Adat, distilled to its most basic form, is a cultural mandate for vengeance. Generally, it centers on blood feuds—there’s a murder in a Chechen village, perhaps due to a disagreement gone awry, and the onus of carrying out vendetta falls to the family of the slain. But contrary to the Chechen stereotype of the aimless berserker, traditions like adat are meant to force imminently violent actors into pause for thought. The ramifications of one’s actions are more clearly mapped out. “It’s very hard for one Chechen to kill another,” a former Chechen separatist fighter told The Chicago Tribune in 1996. “It means a blood vendetta. The killing must be avenged.”
Though this version of “an eye for an eye,” by definition, cannot be committed against a non-Chechen, that hasn’t stopped the Russian press from speculating as to the role of zealous Chechen nationalism, coupled with Islamist fervor, in Nemtsov’s death. The word “revenge” is conspicuously sprinkled throughout Russian news reports of Dadayev’s arrest.
Foisting blame for Nemtsov’s murder onto a Chechen plays right into Russocentric notions of the federation’s peripheral nations, particularly those of Muslim extraction. “Investigators’ nonsensical theory about Islamist motives in Nemtsov’s killing suits the Kremlin and takes Putin out of the firing line,” said Ilya Yashin, co-director of Nemtsov’s liberal opposition party, in an interview with Reuters.

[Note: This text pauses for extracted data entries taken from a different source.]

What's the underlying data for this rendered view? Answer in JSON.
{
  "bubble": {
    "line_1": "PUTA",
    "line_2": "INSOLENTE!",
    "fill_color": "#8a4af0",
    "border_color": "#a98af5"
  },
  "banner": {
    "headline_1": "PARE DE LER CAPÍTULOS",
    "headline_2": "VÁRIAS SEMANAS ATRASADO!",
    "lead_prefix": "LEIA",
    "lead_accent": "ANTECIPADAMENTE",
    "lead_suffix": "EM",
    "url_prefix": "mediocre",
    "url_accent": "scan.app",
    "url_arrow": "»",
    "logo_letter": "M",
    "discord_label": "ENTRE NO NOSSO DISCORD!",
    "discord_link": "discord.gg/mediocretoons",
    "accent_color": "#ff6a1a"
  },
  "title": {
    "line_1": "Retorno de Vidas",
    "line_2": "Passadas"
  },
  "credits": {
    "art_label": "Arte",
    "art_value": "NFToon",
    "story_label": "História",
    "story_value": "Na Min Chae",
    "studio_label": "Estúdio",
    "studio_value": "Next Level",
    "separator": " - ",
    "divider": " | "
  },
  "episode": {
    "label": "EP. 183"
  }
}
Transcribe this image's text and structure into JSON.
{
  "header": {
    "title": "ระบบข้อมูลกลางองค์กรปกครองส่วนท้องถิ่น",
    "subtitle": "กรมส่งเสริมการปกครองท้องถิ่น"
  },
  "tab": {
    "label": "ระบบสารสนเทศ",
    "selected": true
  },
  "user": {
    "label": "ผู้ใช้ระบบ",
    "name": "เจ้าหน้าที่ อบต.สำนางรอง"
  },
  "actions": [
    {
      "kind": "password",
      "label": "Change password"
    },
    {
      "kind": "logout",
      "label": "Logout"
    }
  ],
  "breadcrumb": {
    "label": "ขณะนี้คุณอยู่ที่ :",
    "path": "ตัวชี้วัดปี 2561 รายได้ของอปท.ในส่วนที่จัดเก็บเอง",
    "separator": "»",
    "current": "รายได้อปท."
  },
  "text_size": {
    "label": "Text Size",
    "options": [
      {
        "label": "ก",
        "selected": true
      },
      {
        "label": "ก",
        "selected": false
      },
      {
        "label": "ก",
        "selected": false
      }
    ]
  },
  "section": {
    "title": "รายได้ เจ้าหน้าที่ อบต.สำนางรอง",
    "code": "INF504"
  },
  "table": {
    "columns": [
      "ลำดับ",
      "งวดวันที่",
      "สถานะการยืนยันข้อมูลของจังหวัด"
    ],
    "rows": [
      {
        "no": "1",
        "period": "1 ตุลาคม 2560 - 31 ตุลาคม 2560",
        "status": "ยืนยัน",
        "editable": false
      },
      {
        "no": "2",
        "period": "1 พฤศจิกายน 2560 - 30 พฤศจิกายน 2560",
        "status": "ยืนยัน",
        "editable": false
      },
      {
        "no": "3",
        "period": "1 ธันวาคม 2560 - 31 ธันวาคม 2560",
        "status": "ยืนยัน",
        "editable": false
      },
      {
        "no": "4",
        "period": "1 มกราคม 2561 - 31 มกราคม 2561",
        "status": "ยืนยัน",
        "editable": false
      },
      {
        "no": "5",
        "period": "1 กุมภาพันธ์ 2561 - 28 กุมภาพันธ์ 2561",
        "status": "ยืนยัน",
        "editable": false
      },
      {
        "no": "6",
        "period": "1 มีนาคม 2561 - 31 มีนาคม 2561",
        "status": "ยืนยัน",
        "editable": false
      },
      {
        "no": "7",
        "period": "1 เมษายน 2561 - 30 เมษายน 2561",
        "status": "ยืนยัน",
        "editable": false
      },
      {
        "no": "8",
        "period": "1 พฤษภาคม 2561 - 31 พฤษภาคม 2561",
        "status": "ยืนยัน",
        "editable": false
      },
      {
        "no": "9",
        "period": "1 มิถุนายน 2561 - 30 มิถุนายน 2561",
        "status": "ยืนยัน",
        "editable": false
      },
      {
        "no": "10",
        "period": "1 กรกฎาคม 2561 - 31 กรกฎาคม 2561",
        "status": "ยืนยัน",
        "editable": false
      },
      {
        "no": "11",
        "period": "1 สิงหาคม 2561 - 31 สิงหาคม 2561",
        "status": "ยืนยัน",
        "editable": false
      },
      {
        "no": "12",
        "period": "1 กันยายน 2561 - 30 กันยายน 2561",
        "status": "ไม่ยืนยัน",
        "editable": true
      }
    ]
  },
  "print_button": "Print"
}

“The Chechens once again appear in the eyes of the world as ‘fanatical Islamists’ and ‘ruthless killers,’” exiled Chechen separatist leader Akhmed Zakayev said in an interview with the UK edition of the International Business Times. “This is in line with the general Russian propaganda that is trying to portray us as defective people prone to fanaticism and crime and who, therefore, are unable to build their peaceful, prosperous independent nation.”
Perpetuating a negative narrative about the nation that has repeatedly sought independence would indeed have an added benefit for Putin’s territorially-ambitous government. This highlights an interesting hypocrisy undermining Putin’s foreign policy. Though the Russian leader, eager to curry favor among fellow BRICS leaders, loudly and frequently derides the global imperialist structures of centuries past, he forgets that he leads its largest remaining vestige—the Russian Federation itself.